To my husband, my rock.  My clear, stable mind when I can't think for myself.  My everything.

To my baby girl, whose smile, laugh and beautiful personality lights up my life…you are my greatest treasure.

To my girls, you know who you are….I can never thank you enough for all you do for me. It is because of you that I can keep my head above water and see clearly through the fog of self-pity and discouragement that can often weigh me down when I'm not feeling well.  You always throw me the life raft when I need it most.

To Oma, there is no one who I would trust more with our sweet girl, and I know the joy and happiness she experiences with you is unbelievably special and priceless, and will help shape her to be the compassionate, kind, sensitive and sincere person that I already see her becoming.

To my mom, who patiently listens to me after every doctor's appointment and every challenge I face, supporting me and helping me navigate through it all; thank you.  

To my team of doctors, my naturopath and acupuncturist…I finally take comfort that I am with the right team who is doing everything they can to best support me.

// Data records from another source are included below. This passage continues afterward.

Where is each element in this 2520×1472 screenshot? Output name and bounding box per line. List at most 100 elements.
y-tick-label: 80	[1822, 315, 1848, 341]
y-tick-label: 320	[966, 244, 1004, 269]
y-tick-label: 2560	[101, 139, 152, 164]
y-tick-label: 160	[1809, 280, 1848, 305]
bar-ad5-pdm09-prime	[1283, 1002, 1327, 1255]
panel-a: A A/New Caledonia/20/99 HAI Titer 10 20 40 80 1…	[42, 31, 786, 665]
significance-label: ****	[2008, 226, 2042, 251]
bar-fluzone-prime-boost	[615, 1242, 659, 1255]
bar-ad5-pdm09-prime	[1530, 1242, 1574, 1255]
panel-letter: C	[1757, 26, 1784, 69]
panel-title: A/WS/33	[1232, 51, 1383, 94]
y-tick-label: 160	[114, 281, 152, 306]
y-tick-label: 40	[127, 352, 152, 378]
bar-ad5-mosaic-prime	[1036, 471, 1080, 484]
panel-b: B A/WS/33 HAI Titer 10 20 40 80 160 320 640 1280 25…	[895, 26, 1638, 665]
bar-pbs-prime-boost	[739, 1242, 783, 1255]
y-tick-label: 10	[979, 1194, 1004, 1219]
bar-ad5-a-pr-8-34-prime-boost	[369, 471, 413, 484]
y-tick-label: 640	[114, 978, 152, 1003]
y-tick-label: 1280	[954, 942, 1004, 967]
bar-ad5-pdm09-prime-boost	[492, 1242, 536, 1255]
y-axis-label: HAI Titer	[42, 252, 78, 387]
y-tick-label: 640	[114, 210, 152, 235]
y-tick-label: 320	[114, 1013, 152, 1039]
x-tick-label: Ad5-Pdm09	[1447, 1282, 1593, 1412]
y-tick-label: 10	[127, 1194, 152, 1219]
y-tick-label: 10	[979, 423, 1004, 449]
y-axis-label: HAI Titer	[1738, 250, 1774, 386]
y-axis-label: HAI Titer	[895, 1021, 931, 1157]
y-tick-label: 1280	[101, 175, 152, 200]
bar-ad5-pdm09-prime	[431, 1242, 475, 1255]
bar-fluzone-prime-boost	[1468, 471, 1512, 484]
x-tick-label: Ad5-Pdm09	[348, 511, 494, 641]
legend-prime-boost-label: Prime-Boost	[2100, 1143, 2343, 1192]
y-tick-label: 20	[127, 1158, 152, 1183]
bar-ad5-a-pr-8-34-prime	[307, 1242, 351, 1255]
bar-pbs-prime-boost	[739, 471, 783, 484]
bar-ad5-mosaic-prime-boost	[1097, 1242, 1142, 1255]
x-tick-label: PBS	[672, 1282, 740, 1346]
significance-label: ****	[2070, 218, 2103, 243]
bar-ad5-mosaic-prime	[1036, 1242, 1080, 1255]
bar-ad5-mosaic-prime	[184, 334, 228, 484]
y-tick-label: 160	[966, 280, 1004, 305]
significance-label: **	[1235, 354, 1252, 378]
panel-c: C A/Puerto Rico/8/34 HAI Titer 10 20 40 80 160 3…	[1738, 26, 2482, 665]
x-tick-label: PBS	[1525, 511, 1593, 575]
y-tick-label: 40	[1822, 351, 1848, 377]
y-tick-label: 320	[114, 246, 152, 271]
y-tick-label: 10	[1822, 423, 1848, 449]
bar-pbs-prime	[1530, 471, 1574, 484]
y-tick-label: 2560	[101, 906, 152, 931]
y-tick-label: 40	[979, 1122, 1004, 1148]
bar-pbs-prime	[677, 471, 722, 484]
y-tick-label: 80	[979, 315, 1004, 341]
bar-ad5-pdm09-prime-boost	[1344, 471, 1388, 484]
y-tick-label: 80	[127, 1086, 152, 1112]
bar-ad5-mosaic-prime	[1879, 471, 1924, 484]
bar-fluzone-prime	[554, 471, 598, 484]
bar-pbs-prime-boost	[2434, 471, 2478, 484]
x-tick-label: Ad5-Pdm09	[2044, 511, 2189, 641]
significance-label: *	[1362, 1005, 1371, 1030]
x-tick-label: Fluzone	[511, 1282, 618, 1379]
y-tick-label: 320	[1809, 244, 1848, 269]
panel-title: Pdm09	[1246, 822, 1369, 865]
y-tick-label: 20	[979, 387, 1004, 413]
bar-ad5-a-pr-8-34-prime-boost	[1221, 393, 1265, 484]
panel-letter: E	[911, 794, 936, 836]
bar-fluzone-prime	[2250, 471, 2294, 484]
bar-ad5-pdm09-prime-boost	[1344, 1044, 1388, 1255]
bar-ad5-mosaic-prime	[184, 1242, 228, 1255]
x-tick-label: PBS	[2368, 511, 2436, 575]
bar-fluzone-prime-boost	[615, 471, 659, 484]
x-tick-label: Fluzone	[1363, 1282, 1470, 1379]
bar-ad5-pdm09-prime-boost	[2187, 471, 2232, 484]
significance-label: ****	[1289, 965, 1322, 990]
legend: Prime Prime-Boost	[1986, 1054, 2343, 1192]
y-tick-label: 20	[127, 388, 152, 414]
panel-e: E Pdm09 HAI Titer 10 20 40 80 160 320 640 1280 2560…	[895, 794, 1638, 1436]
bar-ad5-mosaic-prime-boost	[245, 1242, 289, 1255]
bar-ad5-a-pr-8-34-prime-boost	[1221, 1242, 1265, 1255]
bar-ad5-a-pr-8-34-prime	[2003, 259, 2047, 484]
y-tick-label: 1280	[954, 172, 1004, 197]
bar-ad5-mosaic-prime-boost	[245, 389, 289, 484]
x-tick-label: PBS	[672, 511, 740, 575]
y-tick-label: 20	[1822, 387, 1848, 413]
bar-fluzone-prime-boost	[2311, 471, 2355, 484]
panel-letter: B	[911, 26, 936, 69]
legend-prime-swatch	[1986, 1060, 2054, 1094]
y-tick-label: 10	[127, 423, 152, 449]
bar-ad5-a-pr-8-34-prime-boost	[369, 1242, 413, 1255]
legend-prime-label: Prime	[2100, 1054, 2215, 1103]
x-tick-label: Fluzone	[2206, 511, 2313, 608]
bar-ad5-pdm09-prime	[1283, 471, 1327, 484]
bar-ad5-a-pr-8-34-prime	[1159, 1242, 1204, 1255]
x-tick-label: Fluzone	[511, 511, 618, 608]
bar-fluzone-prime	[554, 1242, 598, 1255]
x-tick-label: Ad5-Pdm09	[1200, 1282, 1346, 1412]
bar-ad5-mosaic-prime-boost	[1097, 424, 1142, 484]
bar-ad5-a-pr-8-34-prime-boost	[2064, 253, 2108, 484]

While this has turned my world upside-down, the incredible support system I have around me fills me with such gratitude.  

I trust that it's experiences like this that ultimately makes life worth living…creating sincere appreciation for good health, the simple things that already meant so much to me before, and the importance of surrounding myself with people who lift me up and bring beautiful energy into my life.  For this, I am forever grateful.

Sunday, November 2, 2014

This little mouse called me her "best friend" last night.  My heart melted.  
Such a wonderful and special Halloween weekend...



Wednesday, October 29, 2014

Can't get enough…love her so much.


This little girl continues to inspire me everyday.  She is truly amazing.  Pure, complete, overwhelming love.  My heart is so full.